Microduplications in 16p11.2 may influence or alter the expression of genes in pathways associated with ASD. This includes the MECP2, suggesting an overlapping mechanisms in the etiopathogenesis [21]. Further, Longo et al. [22] reported three out of 63 RTT individuals with MECP2 mutations also were carriers of 15q11-13 rearrangements. Considering the high frequency of these CNVs (5%) in this group of RTT individuals, they suggested that the 15q rearrangements might represent one genetic determinant of the clinical variability of Rett syndrome. Therefore, it is possible that CNVs at 16p11.2 also contribute to modulate the phenotype of RTT patients, possibly contributing to severity of the case.
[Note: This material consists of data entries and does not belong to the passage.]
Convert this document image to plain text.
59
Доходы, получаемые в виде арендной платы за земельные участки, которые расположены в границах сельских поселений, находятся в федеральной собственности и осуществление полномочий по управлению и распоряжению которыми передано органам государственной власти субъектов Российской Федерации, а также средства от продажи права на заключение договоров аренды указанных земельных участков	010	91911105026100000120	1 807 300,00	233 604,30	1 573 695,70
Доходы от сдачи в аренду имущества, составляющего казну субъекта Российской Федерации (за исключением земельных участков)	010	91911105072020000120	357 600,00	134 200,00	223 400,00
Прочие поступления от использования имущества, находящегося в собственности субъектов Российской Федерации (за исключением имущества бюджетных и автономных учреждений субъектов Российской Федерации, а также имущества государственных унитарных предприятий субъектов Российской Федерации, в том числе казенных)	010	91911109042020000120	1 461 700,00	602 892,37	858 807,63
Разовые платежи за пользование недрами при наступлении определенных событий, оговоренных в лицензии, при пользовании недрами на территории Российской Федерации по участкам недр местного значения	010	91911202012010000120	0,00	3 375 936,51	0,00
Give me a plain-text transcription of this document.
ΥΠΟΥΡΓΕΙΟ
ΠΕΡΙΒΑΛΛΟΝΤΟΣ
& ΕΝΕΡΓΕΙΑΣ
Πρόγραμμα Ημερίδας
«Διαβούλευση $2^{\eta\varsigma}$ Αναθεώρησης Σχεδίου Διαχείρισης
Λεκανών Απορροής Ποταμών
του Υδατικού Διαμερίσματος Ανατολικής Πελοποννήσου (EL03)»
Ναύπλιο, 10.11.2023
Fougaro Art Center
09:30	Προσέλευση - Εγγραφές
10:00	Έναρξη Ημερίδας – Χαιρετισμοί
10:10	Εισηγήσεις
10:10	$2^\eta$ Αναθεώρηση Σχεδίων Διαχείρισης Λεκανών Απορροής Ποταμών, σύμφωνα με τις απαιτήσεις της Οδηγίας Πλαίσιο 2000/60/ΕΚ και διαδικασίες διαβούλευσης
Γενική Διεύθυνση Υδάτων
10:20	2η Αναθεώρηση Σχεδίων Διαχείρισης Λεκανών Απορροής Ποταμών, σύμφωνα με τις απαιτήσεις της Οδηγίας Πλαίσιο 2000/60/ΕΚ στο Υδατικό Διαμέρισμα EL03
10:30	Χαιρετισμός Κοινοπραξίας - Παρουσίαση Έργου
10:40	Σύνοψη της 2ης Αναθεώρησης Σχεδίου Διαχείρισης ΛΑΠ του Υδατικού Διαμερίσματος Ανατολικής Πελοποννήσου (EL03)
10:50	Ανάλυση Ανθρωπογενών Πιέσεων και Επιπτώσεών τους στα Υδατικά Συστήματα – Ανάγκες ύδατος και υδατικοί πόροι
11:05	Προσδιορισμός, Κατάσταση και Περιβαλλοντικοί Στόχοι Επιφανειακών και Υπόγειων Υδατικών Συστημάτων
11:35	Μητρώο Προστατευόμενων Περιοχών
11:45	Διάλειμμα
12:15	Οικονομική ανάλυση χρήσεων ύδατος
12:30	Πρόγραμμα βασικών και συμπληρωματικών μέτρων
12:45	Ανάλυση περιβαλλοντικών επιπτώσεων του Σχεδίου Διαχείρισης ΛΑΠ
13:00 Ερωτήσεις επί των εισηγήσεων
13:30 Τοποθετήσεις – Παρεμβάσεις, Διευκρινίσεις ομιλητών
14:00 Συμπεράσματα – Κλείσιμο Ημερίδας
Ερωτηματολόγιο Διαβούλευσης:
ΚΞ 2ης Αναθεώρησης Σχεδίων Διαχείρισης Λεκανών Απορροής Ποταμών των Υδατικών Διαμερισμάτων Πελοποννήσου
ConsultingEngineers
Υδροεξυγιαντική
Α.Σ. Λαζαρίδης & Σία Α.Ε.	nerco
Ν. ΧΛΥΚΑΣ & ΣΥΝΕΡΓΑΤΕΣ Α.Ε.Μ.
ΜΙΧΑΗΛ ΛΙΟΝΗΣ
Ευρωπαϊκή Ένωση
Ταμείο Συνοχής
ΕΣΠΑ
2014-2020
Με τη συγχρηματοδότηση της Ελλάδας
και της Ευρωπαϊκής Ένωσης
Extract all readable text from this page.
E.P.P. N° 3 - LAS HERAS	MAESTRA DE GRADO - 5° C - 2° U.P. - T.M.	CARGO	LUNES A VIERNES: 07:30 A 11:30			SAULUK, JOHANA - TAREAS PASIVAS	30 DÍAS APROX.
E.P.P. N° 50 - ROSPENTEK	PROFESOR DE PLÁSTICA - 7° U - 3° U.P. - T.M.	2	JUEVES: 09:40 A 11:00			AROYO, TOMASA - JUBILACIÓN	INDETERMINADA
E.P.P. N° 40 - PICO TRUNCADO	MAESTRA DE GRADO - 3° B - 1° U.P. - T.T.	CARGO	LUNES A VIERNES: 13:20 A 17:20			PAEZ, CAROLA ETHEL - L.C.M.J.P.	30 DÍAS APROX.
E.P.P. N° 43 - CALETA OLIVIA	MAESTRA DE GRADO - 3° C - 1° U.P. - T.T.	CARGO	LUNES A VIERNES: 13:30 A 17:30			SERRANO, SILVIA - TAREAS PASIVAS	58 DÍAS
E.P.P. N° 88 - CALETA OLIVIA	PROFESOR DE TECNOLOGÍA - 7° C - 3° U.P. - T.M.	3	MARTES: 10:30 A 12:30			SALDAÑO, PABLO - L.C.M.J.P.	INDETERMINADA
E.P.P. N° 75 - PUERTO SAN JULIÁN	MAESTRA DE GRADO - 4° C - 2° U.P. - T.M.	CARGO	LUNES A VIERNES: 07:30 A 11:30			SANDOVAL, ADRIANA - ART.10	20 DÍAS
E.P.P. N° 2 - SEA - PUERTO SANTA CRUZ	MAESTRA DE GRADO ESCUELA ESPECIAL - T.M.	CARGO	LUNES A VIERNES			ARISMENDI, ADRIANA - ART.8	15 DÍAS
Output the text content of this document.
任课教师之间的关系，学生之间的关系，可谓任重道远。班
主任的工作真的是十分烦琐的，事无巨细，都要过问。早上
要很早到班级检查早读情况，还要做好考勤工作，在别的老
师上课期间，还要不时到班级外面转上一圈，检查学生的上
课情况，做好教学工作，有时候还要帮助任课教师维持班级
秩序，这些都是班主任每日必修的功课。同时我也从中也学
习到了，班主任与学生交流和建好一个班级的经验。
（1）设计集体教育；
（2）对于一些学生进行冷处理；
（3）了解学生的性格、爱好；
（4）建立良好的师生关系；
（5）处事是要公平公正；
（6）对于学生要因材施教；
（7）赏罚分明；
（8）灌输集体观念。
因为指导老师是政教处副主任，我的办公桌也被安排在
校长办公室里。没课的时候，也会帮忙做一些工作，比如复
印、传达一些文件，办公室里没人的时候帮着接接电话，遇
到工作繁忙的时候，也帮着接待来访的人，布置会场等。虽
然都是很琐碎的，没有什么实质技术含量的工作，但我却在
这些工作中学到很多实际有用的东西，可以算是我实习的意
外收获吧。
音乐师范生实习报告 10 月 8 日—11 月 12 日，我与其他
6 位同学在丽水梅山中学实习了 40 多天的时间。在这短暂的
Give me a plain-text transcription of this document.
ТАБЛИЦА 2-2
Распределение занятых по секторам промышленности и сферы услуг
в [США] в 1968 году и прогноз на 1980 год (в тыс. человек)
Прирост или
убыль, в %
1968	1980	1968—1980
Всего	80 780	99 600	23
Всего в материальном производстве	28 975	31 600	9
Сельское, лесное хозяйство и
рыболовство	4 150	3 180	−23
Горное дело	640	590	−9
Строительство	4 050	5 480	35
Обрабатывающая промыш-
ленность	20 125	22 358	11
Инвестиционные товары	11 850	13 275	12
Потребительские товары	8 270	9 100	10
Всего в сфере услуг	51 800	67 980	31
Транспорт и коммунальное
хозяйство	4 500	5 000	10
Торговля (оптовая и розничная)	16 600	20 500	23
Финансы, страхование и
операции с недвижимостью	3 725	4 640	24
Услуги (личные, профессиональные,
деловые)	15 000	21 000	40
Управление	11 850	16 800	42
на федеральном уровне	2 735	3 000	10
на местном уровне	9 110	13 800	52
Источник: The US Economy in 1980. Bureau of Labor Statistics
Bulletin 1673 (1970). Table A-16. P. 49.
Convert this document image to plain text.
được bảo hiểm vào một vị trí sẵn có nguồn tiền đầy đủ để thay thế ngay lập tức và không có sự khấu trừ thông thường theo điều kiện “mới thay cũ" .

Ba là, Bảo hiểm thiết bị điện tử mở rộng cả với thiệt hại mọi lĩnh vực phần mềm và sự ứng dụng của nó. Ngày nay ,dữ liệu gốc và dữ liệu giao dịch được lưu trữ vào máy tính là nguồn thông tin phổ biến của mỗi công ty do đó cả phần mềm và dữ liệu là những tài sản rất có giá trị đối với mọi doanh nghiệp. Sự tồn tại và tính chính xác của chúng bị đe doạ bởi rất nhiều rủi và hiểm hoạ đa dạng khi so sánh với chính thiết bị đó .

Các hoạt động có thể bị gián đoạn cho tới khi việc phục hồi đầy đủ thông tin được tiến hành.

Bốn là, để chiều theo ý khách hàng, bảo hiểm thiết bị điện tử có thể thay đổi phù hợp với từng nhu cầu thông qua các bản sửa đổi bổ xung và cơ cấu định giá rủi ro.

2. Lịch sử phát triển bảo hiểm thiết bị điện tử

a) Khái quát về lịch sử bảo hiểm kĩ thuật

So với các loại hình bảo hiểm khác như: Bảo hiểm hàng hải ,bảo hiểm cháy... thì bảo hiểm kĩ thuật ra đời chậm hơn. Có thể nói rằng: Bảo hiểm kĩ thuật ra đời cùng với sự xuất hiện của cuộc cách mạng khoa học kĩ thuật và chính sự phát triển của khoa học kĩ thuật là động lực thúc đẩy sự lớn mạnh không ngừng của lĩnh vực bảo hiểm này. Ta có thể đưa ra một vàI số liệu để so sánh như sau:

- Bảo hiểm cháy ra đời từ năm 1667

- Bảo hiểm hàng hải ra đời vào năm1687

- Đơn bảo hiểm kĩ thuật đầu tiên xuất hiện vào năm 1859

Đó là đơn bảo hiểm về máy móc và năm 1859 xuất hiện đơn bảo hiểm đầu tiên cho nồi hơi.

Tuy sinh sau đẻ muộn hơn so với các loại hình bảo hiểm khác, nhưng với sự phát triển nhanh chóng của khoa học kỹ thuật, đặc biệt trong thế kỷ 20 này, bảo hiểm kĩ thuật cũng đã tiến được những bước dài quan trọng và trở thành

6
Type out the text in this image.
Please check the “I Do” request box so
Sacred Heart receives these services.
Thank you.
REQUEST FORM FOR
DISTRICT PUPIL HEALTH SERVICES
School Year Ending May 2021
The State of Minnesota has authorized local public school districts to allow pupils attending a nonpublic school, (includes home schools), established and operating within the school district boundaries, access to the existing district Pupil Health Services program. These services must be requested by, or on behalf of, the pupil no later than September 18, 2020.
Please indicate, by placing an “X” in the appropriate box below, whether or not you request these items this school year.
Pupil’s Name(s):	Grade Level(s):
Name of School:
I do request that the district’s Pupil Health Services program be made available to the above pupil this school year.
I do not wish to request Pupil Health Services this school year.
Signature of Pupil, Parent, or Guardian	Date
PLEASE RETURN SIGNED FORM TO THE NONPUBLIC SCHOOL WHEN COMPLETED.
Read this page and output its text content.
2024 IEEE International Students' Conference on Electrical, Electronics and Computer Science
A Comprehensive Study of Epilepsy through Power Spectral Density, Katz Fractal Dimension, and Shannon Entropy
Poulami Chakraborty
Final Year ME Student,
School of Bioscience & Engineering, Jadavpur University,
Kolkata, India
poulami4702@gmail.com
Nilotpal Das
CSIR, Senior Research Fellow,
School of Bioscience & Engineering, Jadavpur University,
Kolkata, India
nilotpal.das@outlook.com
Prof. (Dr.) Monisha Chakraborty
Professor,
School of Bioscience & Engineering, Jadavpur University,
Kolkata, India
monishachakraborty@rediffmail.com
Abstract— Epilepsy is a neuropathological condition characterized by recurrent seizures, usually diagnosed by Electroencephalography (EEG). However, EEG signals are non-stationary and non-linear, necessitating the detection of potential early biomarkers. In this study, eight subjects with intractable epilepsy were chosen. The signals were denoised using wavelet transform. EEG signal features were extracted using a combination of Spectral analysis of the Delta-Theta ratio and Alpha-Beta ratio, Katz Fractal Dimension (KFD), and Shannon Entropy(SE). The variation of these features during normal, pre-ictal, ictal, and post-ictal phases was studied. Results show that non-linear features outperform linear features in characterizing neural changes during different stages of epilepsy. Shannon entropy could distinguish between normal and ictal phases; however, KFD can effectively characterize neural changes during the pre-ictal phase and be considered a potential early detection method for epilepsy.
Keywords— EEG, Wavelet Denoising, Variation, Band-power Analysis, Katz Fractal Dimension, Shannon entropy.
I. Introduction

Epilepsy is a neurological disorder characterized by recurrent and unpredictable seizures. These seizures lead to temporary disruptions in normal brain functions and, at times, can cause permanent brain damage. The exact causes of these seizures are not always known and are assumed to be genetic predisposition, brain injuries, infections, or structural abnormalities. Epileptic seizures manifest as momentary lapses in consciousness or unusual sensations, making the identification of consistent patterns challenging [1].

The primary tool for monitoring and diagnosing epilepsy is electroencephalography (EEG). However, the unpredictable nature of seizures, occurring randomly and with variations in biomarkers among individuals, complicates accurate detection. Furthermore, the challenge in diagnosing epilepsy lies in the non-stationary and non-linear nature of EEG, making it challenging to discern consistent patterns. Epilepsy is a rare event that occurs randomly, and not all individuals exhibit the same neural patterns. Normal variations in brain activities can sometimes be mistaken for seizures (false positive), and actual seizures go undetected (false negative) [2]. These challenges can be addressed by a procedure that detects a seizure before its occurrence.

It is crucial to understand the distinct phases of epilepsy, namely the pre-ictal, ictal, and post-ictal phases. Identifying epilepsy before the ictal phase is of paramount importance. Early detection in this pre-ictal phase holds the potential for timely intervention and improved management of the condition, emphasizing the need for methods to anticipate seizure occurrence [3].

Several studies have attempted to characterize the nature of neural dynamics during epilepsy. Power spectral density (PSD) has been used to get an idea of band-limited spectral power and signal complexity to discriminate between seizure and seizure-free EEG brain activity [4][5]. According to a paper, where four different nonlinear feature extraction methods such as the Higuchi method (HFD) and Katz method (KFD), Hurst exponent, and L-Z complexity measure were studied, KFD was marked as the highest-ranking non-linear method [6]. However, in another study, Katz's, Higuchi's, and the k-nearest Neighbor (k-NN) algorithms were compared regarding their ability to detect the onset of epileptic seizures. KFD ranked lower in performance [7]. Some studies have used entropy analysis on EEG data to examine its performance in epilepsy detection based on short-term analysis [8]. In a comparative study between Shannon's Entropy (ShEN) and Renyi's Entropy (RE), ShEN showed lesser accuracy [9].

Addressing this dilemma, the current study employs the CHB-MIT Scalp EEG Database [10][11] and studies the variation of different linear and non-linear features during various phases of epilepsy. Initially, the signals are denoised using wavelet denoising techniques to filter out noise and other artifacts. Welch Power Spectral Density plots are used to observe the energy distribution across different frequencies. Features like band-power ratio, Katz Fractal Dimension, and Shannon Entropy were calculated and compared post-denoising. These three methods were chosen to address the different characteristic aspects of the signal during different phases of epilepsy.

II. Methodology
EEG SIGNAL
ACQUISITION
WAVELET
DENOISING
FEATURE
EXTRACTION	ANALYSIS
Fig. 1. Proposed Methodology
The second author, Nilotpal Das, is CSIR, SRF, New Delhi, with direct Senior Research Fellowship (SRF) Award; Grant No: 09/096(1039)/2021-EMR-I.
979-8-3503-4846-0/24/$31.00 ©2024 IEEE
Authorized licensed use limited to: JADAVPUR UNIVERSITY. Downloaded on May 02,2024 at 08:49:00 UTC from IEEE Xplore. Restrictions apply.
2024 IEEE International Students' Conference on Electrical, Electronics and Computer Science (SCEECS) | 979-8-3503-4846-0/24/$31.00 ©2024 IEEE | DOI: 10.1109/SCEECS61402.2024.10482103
Genetic counselling involving two independent alterations can be challenging, particularly for the CNVs at 15q11-q13 or 16p11.2, which are associated with a still unknown penetrance and might occur as de novo or inherited from one of the healthy parents [17,23]. In our case, as both mutations were de novo, we considered the recurrence risk for RTT or ASD as negligible even if 16p11.2 CNV had been inherited from a non-penetrant parent, a risk for ASD should be considered low.
In summary, we described two rare mutational events in the same patient, which would be particularly relevant for genetic counselling purposes. Although functional performance in RTT patients can be related in general to the type of genetic defect, and that the mutation in the MECP2 gene plays a greater role in the severity of clinical symptoms, it cannot be ruled out that the deletion in 16p.11.2 also has an additive effect to the autistic phenotype in Rett syndrome. In addition, this is the case when we report these two mutations in the same individual, so we hypothesize that the deletion of 16p11.2 may be underdiagnosed in this population with Rett syndrome and deserves to be investigated in larger cases.
Acknowledgment
The authors are thankful to Dr. Maria Rita Passos-Bueno for referral of the patient and for productive collaboration, the family for their participation and the Foundation of Support for Research in the State of São Paulo - FAPESP (Grants 2010 / 14943-6 and 2013 / 08028-1-CEPID) for financial support.
Conflict of Interest
The authors declare no conflict of interest.